O jurista Fábio Comparato, em seu livro sobre a Ética,
diz que encontramo-nos numa encruzilhada nos albores deste século
XXI. O individualismo que nasceu no meio escolástico
medieval e foi levado à pratica com a Reforma e movimentos
posteriores representa uma evolução. O homem tornou-se
o centro do Universo e, com o dom da sua liberdade, cabe-lhe
ordenar o destino do mundo ou segundo a ordem divina ou levando-o
a “cidade dos homens”, oposta à “cidade
de Deus”, parafraseando Agostinho. Está, pois,
em nossas mãos.
Abrindo o Evangelho temos a aula inaugural de Cristo no Sermão
da Montanha.

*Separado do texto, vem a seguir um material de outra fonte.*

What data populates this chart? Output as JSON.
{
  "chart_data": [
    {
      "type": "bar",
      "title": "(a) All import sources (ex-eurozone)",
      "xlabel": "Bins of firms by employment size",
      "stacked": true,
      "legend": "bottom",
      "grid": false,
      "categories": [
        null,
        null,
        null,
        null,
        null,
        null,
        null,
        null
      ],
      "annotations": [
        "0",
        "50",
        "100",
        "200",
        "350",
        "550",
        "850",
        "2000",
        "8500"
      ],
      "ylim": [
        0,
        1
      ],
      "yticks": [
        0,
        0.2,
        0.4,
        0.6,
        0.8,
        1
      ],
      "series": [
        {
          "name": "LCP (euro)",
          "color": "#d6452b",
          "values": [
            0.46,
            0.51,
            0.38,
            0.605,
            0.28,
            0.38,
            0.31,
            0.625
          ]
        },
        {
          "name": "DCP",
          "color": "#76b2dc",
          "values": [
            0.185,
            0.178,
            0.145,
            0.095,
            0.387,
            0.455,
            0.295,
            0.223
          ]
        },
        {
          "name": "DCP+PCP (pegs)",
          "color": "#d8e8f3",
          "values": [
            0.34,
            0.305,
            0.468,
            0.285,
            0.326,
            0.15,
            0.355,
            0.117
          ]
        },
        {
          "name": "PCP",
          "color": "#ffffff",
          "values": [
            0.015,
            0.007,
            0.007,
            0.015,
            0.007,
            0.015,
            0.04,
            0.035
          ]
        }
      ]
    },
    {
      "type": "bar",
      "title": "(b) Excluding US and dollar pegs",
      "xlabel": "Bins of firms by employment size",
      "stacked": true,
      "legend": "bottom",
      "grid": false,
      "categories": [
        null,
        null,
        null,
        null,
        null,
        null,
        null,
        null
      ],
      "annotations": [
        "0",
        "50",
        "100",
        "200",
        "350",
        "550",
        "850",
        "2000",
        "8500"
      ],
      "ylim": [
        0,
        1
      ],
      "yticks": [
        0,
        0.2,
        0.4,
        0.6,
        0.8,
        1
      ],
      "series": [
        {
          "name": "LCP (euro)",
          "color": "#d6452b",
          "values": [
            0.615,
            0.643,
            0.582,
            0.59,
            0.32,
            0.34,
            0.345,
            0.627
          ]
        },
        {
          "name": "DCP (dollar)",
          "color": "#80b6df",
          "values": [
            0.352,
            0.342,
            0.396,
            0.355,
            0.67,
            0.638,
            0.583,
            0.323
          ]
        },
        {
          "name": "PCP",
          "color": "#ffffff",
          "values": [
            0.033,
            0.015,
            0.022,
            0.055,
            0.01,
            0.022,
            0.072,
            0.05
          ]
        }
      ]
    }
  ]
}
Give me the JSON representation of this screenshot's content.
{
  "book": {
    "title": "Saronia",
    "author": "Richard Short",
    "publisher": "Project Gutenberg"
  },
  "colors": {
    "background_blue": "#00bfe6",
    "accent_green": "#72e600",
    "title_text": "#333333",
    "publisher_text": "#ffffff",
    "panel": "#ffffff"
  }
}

Ali está realmente o que pode nos ajudar
a sair do marasmo dos dias atuais e fincar os alicerces de uma
nova era: a abertura de nosso coração à
simplicidade da vida, à pureza, ao ósculo da paz.
Será uma traição ao Evangelho se deixarmos
passar esta oportunidade rara na história, de poder marcá-la
com o sinal redentor de Cristo para as gerações
futuras, gozando desde agora as riquezas evangélicas.
“Buscai primeiro o Reino de Deus e a sua justiça
e tudo o mais vos será acrescentado”.